From impressions of those years long past, I imagine that the experience of being stoned was much like short-term memory loss in aging, but with a less pleasant twist. With a weed high, some became intensity focused on the immediate. Context was not important, though revelations under such conditions could prompt the mind to leap beyond current physical boundaries to wholly different insights of a moment’s place in history. Also from what I have heard, those heighten perceptions tended to be forgotten quickly – or were found to be mishmash the next day. There was little inhibition in those days, among fellow tokers, about discussing such experiences. One assumes that few of those sharing the adventure – and the smoke – remembered much afterwards.

Emphatically, in reference to marijuana, I am not speaking of hallucinations, intractable habits, physical impairment, or bad trips. I am discussing thought cruises in the privacy of someone’s home.

Looked at through a commonly shared scenario of that time, I can better draw a parallel. An individual turns on a television set to an old movie – the older, more complex and foreign the movie the better. The viewer catches the movie in the middle – that was perhaps the usual and preferable point of entry. The viewer does not know what is going on in the movie. The intended plot is wholly irrelevant, as the viewer concentrates fully on the novel circumstances, speech, gestures, and relationships of the movie’s characters. Think of it another way, as if you walk onto the set of a movie being filmed out of sequence; you have no knowledge of what has happened or what will follow, but you immerse yourself in the set, the actors, the sound, and the surrounding activity of the production crew during a very brief portion of a larger cinematic production. In the latter example, though you are of sound mind but bewildered by the plot context, is the overall worth of the personal experience significantly diminished?

Now carry those impressions forward and think of elderly relatives, neighbors, and friends. Perhaps that represents life for some of them at times, but with confusion more than heightened awareness – claustrophobia more than mind-expansion – visceral fear more than curious, voluntary exploration. That is where unceasing lapses of short-term memory yield unpleasant psychological consequences aside from practical applications of thinking.

Next time you encounter such a person, aid her on a pleasant journey. Guide and join her in her passage. Add some sweet confection to assist, or light music, or an image-filled story of the familiar past, or a simple, practical observation about the here and now. But nothing is more beneficial than protecting her while en route, removing real-life obstacles and worries, shielding her from fear and danger.

I know such a gentle woman, who quietly but happily lives the moment for more and more of her time. There are worse conditions in life.
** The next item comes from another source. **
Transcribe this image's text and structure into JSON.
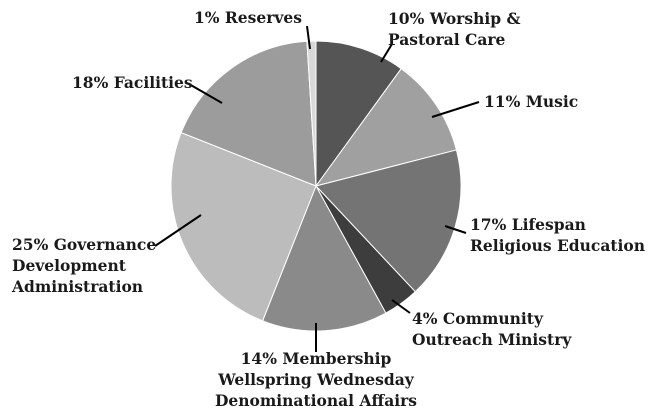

Hers is made better by family who provide her with steady comfort, joy, compassion, and protection. It would be cruel and destructive to treat her otherwise, with ridicule, deceit, or neglect.

A leisure walk in outdoor air and light, amid our singing nature, clarifies with ready youth and brings her instant pleasure.

A moment is past and future. It is richer and more profound than commonplace theories, philosophies, and religions would have us imagine. A moment stretched is akin to infinity.

At the point of shortest memory, practicality is often our chief aim. Yet in a strange and mind-bound world, plots and complexity matter less than pliable and willing companions able to stroll along part of the way and appreciate the journey too.